Une sacrée histoire : Jésus raconte que d’un côté il y a un roi qui remet une dette colossale à son serviteur car il est saisi de pitié par son attitude (il tombe à ses pieds, reste prosterné) par les ses mots : « Prends patience envers moi et je te rembourserai tout » (60 millions de pièces d’argent, c’est 60 millions de journées de travail, à l’échelle d’une vie de travailleur, c’est impossible à rembourser…) Emu aux entrailles, le roi remet toute sa dette à son serviteur et le laisse partir. De l’autre côté de la parabole, ce même serviteur reste insensible aux supplications d’un compagnon qui a une petite dette envers lui (100 journées de travail…) Prenons la mesure de ce qui est raconté là : mettons-nous tour à tour à la place du roi, du serviteur, de son compagnon, des spectateurs qui assistent à la scène et qui sont profondément attristés de voir ce qu’ils voient au point de venir trouver le maître, non pas pour « cafter » mais pour dénoncer cette injustice. Qu’est-ce que je ressens quand je me mets dans la peau de chacun des personnages ? Nous prenons quelques instants de silence pour laisser remonter ce que nous ressentons…

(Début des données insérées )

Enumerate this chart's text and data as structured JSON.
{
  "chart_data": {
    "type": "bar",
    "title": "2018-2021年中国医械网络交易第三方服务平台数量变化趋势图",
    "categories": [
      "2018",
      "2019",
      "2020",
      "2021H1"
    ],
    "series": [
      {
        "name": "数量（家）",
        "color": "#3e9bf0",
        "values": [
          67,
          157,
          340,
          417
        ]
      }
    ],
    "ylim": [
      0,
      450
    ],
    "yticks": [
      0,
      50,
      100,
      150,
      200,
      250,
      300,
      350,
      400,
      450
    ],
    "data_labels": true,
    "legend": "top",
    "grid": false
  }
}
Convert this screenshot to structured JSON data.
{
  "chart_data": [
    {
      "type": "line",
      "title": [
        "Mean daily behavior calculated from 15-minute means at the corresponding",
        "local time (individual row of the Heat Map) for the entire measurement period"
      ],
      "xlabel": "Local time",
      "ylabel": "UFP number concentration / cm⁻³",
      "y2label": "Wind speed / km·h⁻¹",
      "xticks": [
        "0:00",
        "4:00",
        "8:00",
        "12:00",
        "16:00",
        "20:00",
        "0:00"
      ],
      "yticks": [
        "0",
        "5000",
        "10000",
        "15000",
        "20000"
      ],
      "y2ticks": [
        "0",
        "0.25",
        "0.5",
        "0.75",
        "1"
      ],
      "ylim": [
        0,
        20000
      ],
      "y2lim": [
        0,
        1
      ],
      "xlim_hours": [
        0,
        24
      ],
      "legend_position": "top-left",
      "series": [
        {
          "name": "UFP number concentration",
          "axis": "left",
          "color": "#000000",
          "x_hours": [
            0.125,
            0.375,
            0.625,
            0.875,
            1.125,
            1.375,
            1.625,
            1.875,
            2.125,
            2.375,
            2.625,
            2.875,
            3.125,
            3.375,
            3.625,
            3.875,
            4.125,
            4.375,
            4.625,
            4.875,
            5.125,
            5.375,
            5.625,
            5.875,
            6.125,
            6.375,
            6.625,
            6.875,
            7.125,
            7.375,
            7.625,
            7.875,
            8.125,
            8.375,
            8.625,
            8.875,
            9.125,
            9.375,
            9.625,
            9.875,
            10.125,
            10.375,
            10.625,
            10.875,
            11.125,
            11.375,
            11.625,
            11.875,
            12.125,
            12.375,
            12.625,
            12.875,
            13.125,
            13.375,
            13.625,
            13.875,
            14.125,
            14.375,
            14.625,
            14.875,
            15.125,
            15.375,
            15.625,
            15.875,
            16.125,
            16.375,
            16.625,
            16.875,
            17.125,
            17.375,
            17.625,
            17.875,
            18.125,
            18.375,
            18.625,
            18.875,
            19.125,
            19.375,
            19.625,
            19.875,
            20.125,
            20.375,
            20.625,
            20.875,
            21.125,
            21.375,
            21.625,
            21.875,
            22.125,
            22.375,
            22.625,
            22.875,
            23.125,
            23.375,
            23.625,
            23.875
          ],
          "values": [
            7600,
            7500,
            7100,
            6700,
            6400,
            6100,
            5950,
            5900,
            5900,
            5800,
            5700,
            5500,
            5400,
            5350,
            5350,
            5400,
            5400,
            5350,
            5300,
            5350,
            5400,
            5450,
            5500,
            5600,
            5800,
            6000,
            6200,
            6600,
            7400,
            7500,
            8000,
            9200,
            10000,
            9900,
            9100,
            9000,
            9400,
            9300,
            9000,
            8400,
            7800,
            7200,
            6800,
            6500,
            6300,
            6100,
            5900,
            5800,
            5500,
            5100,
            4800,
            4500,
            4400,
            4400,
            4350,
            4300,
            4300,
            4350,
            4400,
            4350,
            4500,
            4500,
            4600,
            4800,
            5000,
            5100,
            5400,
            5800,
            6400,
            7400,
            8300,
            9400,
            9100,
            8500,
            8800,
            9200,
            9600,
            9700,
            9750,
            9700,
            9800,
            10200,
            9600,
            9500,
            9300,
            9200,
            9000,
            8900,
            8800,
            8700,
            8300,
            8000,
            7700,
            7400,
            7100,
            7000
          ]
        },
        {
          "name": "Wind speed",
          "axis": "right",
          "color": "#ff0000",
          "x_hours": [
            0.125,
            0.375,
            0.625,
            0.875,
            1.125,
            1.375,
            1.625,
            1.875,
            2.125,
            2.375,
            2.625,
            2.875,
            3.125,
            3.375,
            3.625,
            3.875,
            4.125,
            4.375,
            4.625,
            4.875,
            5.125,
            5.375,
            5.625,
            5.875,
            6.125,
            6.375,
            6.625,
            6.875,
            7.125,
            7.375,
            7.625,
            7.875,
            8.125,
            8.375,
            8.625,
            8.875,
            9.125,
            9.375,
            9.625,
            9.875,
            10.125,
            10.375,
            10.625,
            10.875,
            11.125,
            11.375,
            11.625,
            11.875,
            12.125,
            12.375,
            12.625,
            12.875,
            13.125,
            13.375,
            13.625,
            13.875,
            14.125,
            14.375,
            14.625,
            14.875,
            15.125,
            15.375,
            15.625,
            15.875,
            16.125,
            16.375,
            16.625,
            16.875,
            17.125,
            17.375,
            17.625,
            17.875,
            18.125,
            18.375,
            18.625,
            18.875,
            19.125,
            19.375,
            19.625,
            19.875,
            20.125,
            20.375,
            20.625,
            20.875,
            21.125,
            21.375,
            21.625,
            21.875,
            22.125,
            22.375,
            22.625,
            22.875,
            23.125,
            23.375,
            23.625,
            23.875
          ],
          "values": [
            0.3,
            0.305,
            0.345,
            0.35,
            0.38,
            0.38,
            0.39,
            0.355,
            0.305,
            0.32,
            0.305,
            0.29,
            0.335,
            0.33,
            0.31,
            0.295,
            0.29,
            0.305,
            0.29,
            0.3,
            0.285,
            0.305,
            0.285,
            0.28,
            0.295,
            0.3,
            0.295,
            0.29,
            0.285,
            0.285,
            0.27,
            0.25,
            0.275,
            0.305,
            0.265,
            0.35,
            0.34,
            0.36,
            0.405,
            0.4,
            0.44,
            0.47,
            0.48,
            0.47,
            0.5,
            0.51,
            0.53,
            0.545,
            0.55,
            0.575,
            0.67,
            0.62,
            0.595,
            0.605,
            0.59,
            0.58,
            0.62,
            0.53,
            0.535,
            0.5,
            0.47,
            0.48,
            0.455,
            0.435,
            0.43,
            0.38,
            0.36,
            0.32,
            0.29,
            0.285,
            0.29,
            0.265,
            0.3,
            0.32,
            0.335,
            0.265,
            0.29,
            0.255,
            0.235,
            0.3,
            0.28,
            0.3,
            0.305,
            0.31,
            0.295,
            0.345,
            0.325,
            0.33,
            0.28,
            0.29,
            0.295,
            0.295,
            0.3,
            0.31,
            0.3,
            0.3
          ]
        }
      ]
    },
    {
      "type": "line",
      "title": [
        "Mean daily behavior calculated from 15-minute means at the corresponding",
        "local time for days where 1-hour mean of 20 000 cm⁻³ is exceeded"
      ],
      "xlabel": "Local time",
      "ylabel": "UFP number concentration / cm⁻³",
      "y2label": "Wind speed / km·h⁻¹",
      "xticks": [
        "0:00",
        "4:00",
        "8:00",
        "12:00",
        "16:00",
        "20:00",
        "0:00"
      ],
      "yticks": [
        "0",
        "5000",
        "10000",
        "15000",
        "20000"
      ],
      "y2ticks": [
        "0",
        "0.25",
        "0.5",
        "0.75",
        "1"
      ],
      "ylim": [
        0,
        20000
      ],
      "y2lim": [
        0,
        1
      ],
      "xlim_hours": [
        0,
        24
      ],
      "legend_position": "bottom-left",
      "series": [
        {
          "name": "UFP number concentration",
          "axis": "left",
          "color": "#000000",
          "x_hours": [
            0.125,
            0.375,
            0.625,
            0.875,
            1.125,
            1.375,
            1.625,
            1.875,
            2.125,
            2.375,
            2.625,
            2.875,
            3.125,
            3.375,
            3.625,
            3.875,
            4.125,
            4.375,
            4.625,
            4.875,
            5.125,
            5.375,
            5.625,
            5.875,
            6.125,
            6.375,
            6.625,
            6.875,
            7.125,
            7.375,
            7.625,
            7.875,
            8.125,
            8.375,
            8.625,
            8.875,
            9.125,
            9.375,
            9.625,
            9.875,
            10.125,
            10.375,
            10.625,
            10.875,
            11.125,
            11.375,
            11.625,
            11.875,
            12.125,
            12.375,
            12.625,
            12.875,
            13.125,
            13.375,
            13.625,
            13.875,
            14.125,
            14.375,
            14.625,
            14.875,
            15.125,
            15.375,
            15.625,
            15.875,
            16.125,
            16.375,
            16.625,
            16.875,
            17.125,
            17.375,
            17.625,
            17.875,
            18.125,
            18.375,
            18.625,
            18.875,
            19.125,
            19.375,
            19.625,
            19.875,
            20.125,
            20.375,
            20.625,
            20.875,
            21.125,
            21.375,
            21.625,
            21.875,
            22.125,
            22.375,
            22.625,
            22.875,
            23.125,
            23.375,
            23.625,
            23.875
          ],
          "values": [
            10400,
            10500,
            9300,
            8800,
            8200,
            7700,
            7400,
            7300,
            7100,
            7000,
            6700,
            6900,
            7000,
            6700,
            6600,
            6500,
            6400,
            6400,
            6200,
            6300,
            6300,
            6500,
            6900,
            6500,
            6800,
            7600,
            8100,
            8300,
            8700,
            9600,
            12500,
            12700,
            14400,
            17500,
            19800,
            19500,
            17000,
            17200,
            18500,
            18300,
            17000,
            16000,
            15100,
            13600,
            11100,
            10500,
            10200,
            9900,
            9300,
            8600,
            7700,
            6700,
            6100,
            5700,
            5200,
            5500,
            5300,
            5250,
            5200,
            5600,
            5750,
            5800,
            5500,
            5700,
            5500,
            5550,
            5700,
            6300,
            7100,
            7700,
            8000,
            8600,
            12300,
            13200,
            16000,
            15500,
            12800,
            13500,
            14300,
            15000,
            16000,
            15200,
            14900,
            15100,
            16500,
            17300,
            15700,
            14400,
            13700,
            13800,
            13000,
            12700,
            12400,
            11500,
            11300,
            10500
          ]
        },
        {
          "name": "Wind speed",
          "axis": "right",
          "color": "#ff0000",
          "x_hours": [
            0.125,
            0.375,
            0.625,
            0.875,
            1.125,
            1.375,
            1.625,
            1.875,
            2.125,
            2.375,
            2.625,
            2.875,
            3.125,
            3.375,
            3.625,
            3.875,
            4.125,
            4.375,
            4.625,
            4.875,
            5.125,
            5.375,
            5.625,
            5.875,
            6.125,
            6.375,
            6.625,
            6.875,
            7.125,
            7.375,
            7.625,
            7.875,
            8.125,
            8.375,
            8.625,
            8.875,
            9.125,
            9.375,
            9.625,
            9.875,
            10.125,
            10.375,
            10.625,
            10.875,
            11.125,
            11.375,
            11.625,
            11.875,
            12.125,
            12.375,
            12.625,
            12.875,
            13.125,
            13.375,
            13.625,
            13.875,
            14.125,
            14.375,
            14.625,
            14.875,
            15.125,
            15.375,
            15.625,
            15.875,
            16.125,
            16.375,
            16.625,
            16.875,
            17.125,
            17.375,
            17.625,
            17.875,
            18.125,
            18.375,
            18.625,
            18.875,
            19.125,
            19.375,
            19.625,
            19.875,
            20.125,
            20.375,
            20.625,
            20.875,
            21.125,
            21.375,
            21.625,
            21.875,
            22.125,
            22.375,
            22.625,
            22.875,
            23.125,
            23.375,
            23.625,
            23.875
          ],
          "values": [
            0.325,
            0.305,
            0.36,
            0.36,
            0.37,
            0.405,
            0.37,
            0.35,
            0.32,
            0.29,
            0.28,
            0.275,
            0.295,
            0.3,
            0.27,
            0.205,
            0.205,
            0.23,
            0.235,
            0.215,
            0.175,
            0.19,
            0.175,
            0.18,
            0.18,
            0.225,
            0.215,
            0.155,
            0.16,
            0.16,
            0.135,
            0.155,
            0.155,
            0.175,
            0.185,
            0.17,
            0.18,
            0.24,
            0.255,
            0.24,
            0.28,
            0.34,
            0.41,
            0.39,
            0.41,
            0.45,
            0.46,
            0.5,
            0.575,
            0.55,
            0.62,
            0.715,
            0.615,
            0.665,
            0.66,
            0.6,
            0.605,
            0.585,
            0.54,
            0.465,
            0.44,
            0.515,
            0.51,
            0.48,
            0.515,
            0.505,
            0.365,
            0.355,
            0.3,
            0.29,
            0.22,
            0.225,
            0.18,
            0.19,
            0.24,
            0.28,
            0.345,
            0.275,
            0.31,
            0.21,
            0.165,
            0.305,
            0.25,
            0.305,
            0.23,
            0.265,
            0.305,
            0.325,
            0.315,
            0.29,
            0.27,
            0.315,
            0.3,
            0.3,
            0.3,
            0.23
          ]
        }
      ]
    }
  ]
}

« Aimer comme Jésus » Suite à la tristesse et à l’indignation des serviteurs, le roi entre dans une grande colère : « Ne devais-tu pas, à ton tour, avoir pitié de ton compagnon comme moi-même j’avais eu pitié de toi ?» C’est une sainte colère qui doit nous bousculer. Faire l’expérience d’être pardonné par Dieu fait découvrir qu’il nous aime jusqu’à nous pardonner. Cela ouvre en nous une source de tendresse qui peut se répandre auprès de nos frères et construire une nouvelle fraternité. Le débiteur impitoyable retient captive la miséricorde de Dieu : en refusant de la communiquer aux autres, il l’empêche de prendre corps en lui. Il ne veut pas comprendre qu’il a reçu la liberté d’aimer comme Dieu et qu’il peut ainsi devenir libérateur de ses frères comme le Père l’a libéré. Il nous est donné aujourd’hui d’accueillir et de partager le pardon reçu du Père : dans la mesure où chacun remet à son frère « du fond du cœur » comme Dieu lui remet, dans cette mesure le pardon toujours premier du Père s’accomplit dans la communauté et dans chacun de ceux qui le partagent à leurs frères et sœurs. Ainsi se découvre la profondeur de la demande du Notre Père : « Pardonne-nous nos offenses comme nous pardonnons à ceux qui nous ont offensés »…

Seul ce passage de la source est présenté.